I've seen terrible code that was written by people with years of experience in one language/platform and then switching to another one. Ever seen subscribing to C# events using reflection, instead of using "+=" operator? God knows how and where they have picked this up, but I've seen many examples like that.
Everything depends on what kind of developer you need. Some developers are great consultants and have good client facing skills, which is very valuable when you do projects for customers. Other are not so good at talking to people, but can handle complex implementation tasks. So there's no single best method for selecting best candidates and you probably need several different species of developers to form a good team. But any programmer imho should be able to actually write code and possess some basic knowledge that's taught at computer science courses - too many people have no idea what they're doing and can be elliminated by practical programming tests and general algorithms/data structures questions.
Evaluating developers has been on my mind for a while now, as I transitioned from 95% developer/5% manager to 95% manager/5% developer. While I couldn't measure all of the aspects, we created a skill progression matrix for the ones that did seem more measurable. We have 3 areas: technical skills, depth of knowledge in our application, and general development skills (troubleshooting, support, staying up to date with the field, teamwork, etc). We define what we think entry level looks for each skill, then define what we think the next level is from there, and so on until we get one level past whoever is best at it on the team (when someone is at the top, they should have some idea on how they would become even better). The intent is to find the people that are the best ones at any point in time to do training or code/design reviews, on one side, and for the individual devs (including me) to be able to see progression in those skills as they learn more on the job and see a path on how to improve further.
It doesn't cover everything. There isn't a box for the person that regularly has that extra intuitive spark that gets the ticket closed faster. We didn't quantify how quickly people could pick up new programming languages. It meets some of our goals for it, but I also look forward to Oren's next post :)

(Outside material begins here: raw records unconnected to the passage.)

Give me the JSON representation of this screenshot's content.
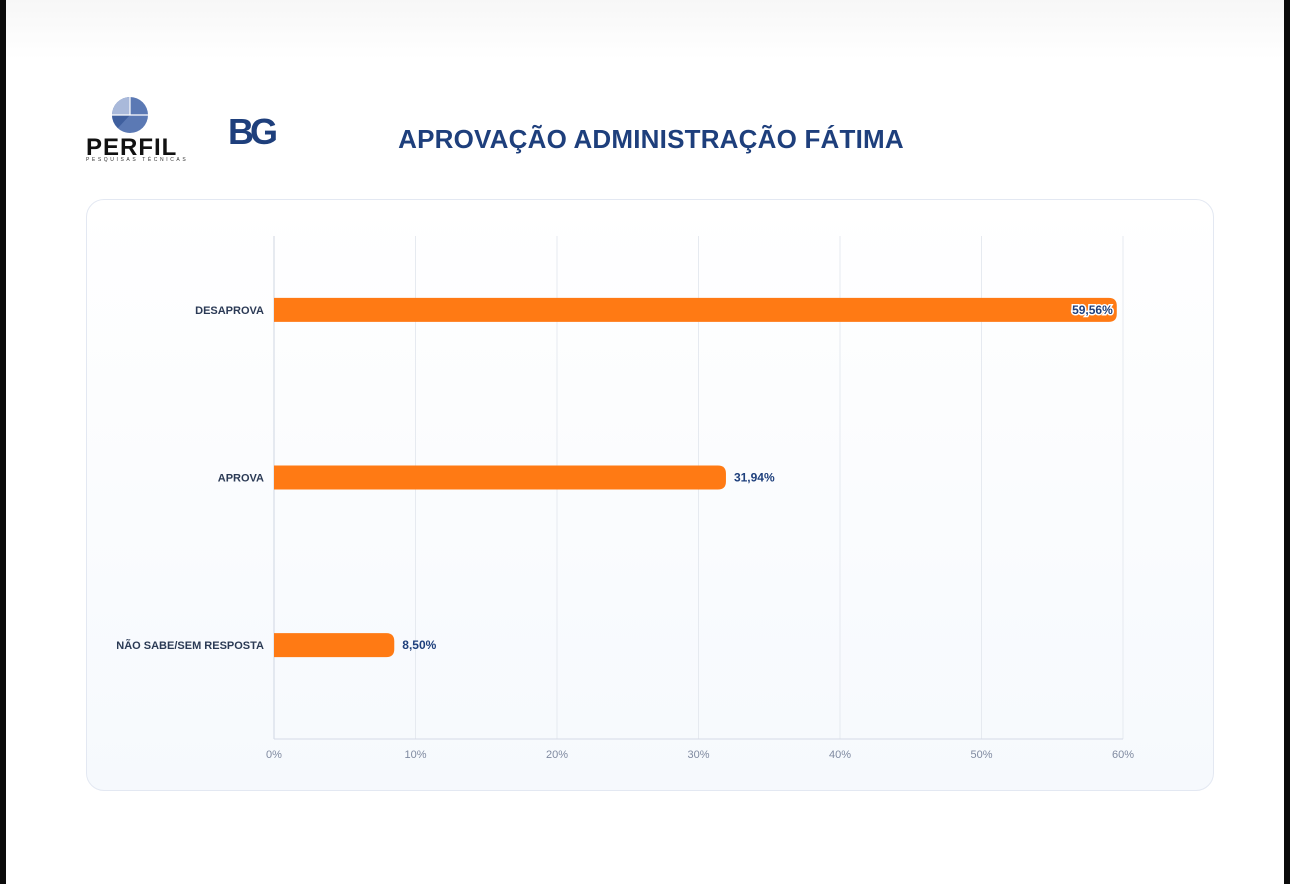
{
  "header": {
    "title": "APROVAÇÃO ADMINISTRAÇÃO FÁTIMA",
    "logo_perfil": {
      "name": "PERFIL",
      "tagline": "PESQUISAS TÉCNICAS"
    },
    "logo_bg": {
      "name": "BG"
    }
  },
  "colors": {
    "bar": "#ff7a14",
    "title": "#1e3f7c",
    "value_label": "#1e3f7c",
    "grid": "#e6eaf0"
  },
  "chart_data": {
    "type": "bar",
    "orientation": "horizontal",
    "title": "APROVAÇÃO ADMINISTRAÇÃO FÁTIMA",
    "categories": [
      "DESAPROVA",
      "APROVA",
      "NÃO SABE/SEM RESPOSTA"
    ],
    "values": [
      59.56,
      31.94,
      8.5
    ],
    "value_labels": [
      "59,56%",
      "31,94%",
      "8,50%"
    ],
    "xlim": [
      0,
      60
    ],
    "x_ticks": [
      "0%",
      "10%",
      "20%",
      "30%",
      "40%",
      "50%",
      "60%"
    ],
    "xlabel": "",
    "ylabel": "",
    "grid": true,
    "legend": "none"
  }
}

That being said, I disagree that there are two different types of developers. Even introverted developers can enjoy talking to customers. There are definitely a number of developers that really dislike it or need to learn a lot more humility before I would put them in front of a customer, but I've found there are a large number of developers that don't like speaking to customers simply because they haven't been allowed to do so, are unfamiliar and nervous about it, and find it easier to stick to areas they are already strong in. I hire smart developers that can talk to customers (we screen and interview for it).

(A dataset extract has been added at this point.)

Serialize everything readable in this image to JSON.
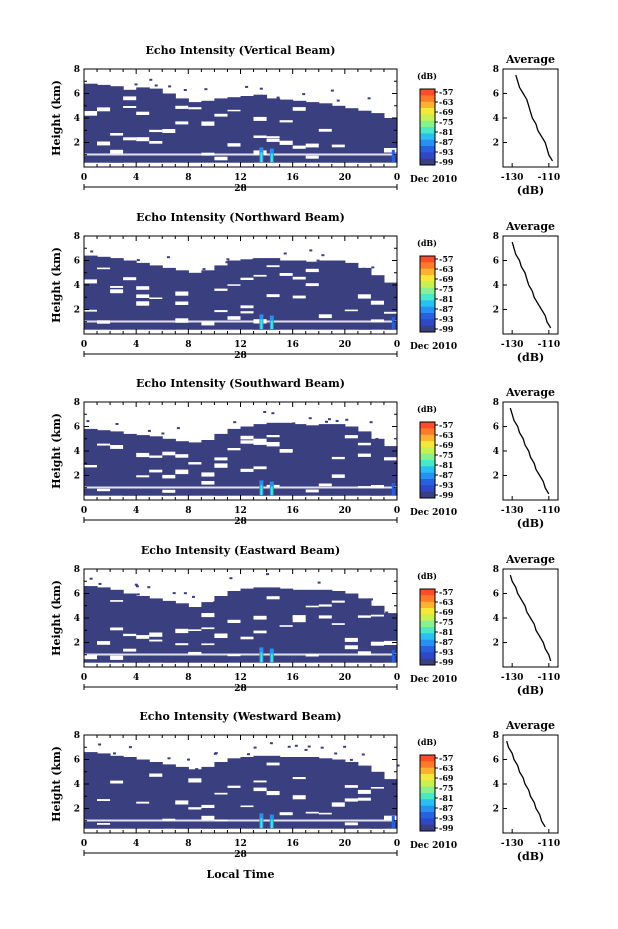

You're absolutely right. It's all about context. A good developer understands the needs of the team to deliver quality software and doesn't waste a lot of time doing low value activities, within context.
Tobi, you say: "The same is true for almost all languages and technologies that I can think of. That's because I know how to program in general. The principles are always the same."
I think "I can think of" is actually the most important part. If you really can't think of anything else, try to program e.g. in Haskell, Prolog und Lisp. If, after that, you still think the same, then you are either a genius or a goat. ;)
Comparing would be so easy if done subjectively, or by looking at some numbers at the end of the month, but a developer's work is not just numbers. Numbers can help for sure, but I guess that in the end some subjectivity will make its way in determining who...you know!